The branch predictor realization made it particular that this instruction was too unhealthy to possess anyplace in the code segment of any sport – controlling when an instruction would possibly maybe well be speculatively executed is too now not easy. The branch predictor for indirect branches would possibly maybe well, theoretically, predict any take care of, so there was no “accurate self-discipline” to set an xdcbt instruction. And, if speculatively executed it would possibly maybe perchance happily attain an prolonged prefetch of irrespective of memory the desired registers came about to randomly beget. It was imaginable to diminish the possibility, nonetheless now not bring together rid of it, and it pretty wasn’t rate it. While Xbox 360 architecture discussions continue to affirm the instruction I doubt that any video games ever shipped with it.
I talked about this once for the length of a job interview – “philosophize the toughest worm you’ve had to analyze” – and the interviewer’s response was “yeah, we hit one thing identical on the Alpha processor”. The more things trade…

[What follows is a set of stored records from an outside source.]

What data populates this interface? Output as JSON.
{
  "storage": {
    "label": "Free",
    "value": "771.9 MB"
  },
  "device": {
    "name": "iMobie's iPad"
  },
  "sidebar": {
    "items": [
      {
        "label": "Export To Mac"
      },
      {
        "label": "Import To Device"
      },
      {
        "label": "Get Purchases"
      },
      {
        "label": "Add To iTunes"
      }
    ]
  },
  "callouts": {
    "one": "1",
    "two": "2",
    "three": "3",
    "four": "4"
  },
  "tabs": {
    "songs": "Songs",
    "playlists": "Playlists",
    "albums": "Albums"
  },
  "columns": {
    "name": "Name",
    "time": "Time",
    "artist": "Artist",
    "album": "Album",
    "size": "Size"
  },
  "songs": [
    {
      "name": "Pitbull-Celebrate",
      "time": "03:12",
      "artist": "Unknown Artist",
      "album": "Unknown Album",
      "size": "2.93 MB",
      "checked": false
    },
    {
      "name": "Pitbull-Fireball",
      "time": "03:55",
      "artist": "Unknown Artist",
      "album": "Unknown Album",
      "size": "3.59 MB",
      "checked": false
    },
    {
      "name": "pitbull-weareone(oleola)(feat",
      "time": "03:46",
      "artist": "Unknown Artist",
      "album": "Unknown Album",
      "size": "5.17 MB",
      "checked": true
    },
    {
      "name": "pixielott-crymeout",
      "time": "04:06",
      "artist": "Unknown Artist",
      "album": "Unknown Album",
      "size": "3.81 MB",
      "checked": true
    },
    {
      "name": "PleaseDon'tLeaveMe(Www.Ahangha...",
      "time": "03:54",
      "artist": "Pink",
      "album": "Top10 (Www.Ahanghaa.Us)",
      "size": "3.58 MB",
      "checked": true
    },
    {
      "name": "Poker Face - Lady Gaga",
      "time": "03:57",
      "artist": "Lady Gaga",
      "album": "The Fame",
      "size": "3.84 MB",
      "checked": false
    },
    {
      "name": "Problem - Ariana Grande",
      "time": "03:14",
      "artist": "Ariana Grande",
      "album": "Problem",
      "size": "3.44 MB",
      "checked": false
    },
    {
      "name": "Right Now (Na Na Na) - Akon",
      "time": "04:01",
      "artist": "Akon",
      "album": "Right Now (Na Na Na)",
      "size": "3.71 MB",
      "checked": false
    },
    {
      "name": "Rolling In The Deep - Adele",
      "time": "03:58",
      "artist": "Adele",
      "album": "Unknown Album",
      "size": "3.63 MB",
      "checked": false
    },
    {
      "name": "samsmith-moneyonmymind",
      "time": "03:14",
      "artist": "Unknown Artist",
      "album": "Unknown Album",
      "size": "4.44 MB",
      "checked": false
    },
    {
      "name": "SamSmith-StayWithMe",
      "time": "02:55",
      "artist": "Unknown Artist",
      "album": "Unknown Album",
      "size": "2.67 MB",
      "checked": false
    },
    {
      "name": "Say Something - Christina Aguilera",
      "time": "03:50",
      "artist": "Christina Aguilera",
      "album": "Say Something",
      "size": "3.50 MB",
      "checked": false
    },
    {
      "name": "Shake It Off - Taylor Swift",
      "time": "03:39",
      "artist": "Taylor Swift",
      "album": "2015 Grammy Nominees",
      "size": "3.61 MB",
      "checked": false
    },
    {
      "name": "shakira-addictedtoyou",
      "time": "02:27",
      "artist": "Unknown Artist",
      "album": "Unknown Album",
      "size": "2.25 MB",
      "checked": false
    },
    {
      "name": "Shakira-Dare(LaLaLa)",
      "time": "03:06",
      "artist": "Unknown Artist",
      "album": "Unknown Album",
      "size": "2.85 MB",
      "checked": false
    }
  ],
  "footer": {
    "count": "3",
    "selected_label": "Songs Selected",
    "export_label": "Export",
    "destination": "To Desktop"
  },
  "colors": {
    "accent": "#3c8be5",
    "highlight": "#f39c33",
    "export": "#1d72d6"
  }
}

Due to of Michael for some modifying.
How can a branch that is by no formula taken be predicted to be taken? Easy. Branch predictors don’t support appropriate history for every branch in the executable – that can perchance be impractical. As a substitute easy branch predictors on the total squish together a bunch of take care of bits, perchance some branch history bits as smartly, and index into an array of two-bit entries. Thus, the branch predict end result’s tormented by other, unrelated branches, resulting in customarily fraudulent predictions. However it absolutely’s k, due to the it’s “pretty a prediction” and it doesn’t want to be staunch.